Et voilà. Ces auteurs ne jouent pas beaucoup avec les tropes sorciers, même si le crédule et docile Vladimir semble être sous une sorte de sortilège, et « All Fours » think about brièvement un rassemblement nocturne spontané d’épouses dans un champ qui ressemble à un Black Sabbath avorté. Pourtant, le breuvage pétillant se trouve dans les eaux souterraines. Les vapeurs dérivent dans l’air autour de nous. Il est difficile de lire une multitude de livres explorant le rôle social des femmes âgées sans se rappeler que le type de notre République démocratique repose sur les épaules d’une femme à la fin de la cinquantaine. Son adversaire, notre ancien et peut-être futur président, adore dire « ENFERMEZ-LA ! » et « CHASSE AUX SORCIÈRES ! » – parce qu’il se considère comme la sorcière injustement accusée, bien sûr, mais aussi parce que la chasse aux sorcières est le style de sport qu’il préfère. Son colistier a semblé un jour être d’accord avec un intervieweur qui a déclaré que prendre soin de ses petits-enfants est « en théorie le seul objectif de la femme ménopausée » ; il ne fait qu’un avec la misogynie de la manosphère et sa répulsion pour «mesdames chats sans enfants.» Notre corps politique, comme chacun des livres dont il est query ici, est soumis à la même attraction gravitationnelle de l’obsolescence féminine, au malaise qui tourbillonne comme des feuilles sèches d’automne autour d’une femme ayant dépassé ses années de procréation, au soupçon que tout ce qu’elle peut posséder d’intellectuel ou la puissance économique ou sexuelle pervertit d’une manière ou d’une autre l’ordre naturel des choses, tout comme son absence. Elle flotte ou elle se noie. (La plupart des quatorze femmes exécutées à Salem avaient la cinquantaine ou plus ; les plus jeunes avaient trente-neuf ans.) Ce sont des notions aussi anciennes que les marées ; ils sont la lune qui est toujours pleine.

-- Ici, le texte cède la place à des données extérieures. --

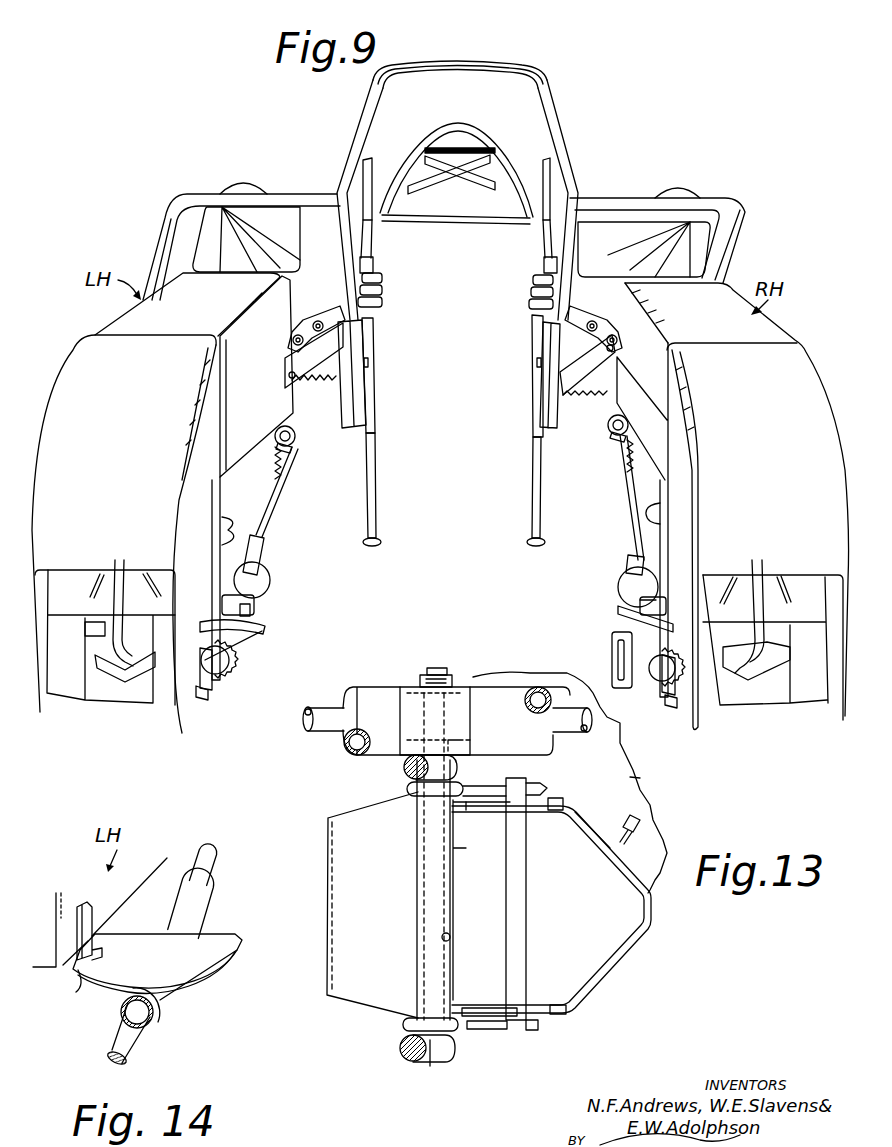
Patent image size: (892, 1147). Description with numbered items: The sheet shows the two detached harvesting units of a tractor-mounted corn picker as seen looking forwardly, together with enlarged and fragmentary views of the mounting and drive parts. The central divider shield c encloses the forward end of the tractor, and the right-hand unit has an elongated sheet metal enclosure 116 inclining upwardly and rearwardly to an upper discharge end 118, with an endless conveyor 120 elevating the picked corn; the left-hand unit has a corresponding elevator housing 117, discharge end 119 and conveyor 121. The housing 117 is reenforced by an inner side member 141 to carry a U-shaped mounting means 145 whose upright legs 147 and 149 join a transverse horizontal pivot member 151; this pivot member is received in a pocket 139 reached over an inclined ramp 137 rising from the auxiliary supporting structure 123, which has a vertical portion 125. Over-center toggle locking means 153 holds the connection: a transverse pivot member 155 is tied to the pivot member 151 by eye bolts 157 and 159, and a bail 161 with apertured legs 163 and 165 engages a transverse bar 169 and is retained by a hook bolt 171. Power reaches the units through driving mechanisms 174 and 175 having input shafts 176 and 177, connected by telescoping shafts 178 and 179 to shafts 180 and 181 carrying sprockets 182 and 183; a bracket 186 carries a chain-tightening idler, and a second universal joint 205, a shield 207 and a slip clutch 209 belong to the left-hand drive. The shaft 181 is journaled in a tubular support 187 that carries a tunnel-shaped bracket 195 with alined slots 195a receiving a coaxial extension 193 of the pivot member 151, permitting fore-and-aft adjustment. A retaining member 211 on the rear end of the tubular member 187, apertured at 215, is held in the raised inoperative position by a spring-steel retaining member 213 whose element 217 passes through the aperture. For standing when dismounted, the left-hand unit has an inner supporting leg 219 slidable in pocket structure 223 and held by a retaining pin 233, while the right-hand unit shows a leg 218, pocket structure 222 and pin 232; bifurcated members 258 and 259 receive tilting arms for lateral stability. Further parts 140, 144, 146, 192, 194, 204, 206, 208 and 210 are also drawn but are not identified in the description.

In FIG. 9, the central divider shield c is at (455, 66).
In FIG. 9, the elongated sheet metal enclosure 116 is at (763, 325).
In FIG. 9, the elevator housing 117 is at (108, 333).
In FIG. 14, the elevator housing 117 is at (165, 858).
In FIG. 9, the upper discharge end 118 is at (815, 697).
In FIG. 9, the upper discharge end 119 is at (62, 687).
In FIG. 9, the endless conveyor 120 is at (786, 661).
In FIG. 9, the endless conveyor 121 is at (125, 608).
In FIG. 13, the auxiliary supporting structure 123 is at (658, 795).
In FIG. 13, the vertical portion 125 is at (632, 777).
In FIG. 13, the inclined ramp 137 is at (367, 997).
In FIG. 13, the pocket 139 is at (450, 938).
In FIG. 9, the right side wall 140 is at (660, 493).
In FIG. 9, the inner side member 141 is at (223, 497).
In FIG. 9, the ball 144 is at (651, 583).
In FIG. 9, the U-shaped mounting means 145 is at (242, 582).
In FIG. 13, the U-shaped mounting means 145 is at (433, 1078).
In FIG. 9, the bracket 146 is at (648, 522).
In FIG. 9, the upright leg 147 is at (228, 540).
In FIG. 13, the upright leg 147 is at (405, 768).
In FIG. 13, the upright leg 149 is at (400, 1050).
In FIG. 13, the transverse horizontal pivot member 151 is at (427, 907).
In FIG. 13, the toggle locking means 153 is at (569, 1018).
In FIG. 13, the transverse pivot member 155 is at (526, 910).
In FIG. 13, the eye bolt 157 is at (473, 787).
In FIG. 13, the eye bolt 159 is at (492, 1031).
In FIG. 13, the bail 161 is at (600, 833).
In FIG. 13, the apertured leg 163 is at (557, 805).
In FIG. 13, the apertured leg 165 is at (557, 1015).
In FIG. 13, the transverse bar 169 is at (467, 1018).
In FIG. 13, the hook bolt 171 is at (636, 838).
In FIG. 9, the driving mechanism 174 is at (585, 390).
In FIG. 9, the driving mechanism 175 is at (317, 388).
In FIG. 9, the input shaft 176 is at (609, 421).
In FIG. 9, the input shaft 177 is at (296, 436).
In FIG. 9, the telescoping shaft means 178 is at (645, 491).
In FIG. 9, the telescoping shaft 179 is at (276, 495).
In FIG. 9, the shaft 180 is at (668, 712).
In FIG. 9, the shaft 181 is at (208, 688).
In FIG. 13, the shaft 181 is at (305, 727).
In FIG. 14, the shaft 181 is at (118, 1045).
In FIG. 9, the chain sprocket 182 is at (652, 676).
In FIG. 9, the driving sprocket 183 is at (232, 658).
In FIG. 9, the bracket 186 is at (614, 647).
In FIG. 9, the tubular support 187 is at (266, 629).
In FIG. 13, the tubular support 187 is at (392, 667).
In FIG. 14, the tubular support 187 is at (207, 903).
In FIG. 9, the block 192 is at (622, 615).
In FIG. 9, the coaxial extension 193 is at (262, 610).
In FIG. 13, the coaxial extension 193 is at (428, 667).
In FIG. 9, the block 194 is at (632, 600).
In FIG. 9, the bracket 195 is at (255, 597).
In FIG. 13, the bracket 195 is at (453, 693).
In FIG. 13, the alined slots 195a is at (493, 740).
In FIG. 9, the pivot 204 is at (611, 437).
In FIG. 9, the second universal joint 205 is at (292, 447).
In FIG. 9, the cylinder 206 is at (627, 568).
In FIG. 9, the shield 207 is at (262, 566).
In FIG. 9, the hub 208 is at (660, 698).
In FIG. 9, the slip clutch 209 is at (214, 678).
In FIG. 9, the bar 210 is at (618, 622).
In FIG. 9, the retaining member 211 is at (263, 632).
In FIG. 14, the retaining member 211 is at (207, 963).
In FIG. 14, the retaining member 213 is at (79, 991).
In FIG. 14, the aperture 215 is at (116, 998).
In FIG. 14, the spring element 217 is at (90, 950).
In FIG. 9, the leg 218 is at (532, 470).
In FIG. 9, the inner supporting leg 219 is at (377, 459).
In FIG. 9, the inner pocket structure 222 is at (540, 388).
In FIG. 9, the pocket structure 223 is at (372, 387).
In FIG. 9, the retaining pin 232 is at (536, 363).
In FIG. 9, the retaining pin 233 is at (370, 362).
In FIG. 9, the bifurcated member 258 is at (624, 477).
In FIG. 9, the bifurcated bracket 259 is at (284, 470).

Il y a près d’un siècle, Sylvia Townsend Warner a publié l’un des plus grands romans sur une femme qui transcende l’deadlock de la quarantaine. Dans “Lolly Willowes», Laura, une Anglaise d’une quarantaine d’années, passe des décennies comme soignante et domestique non rémunérée auprès de divers membres de sa famille à Londres. Elle finit par s’enfuir chez elle, à la campagne, mais son neveu la swimsuit, troublant sa paix et son autonomie retrouvées : « Elle avait jeté vingt ans de sa vie comme une poignée de vieux chiffons, mais le vent les avait encore repoussés, et je l’ai habillée avec le vieil uniforme. En échange de sa liberté, et dans une sorte de transe, Laura conclut un pacte avec le diable, un pacte notarié « avec le sceau rouge et rond de son sang ». Le sang est obtenu lorsqu’un chaton errant la gratte, devenant ainsi son familier – la sorcière et la dame aux chats sans enfants ne font qu’un.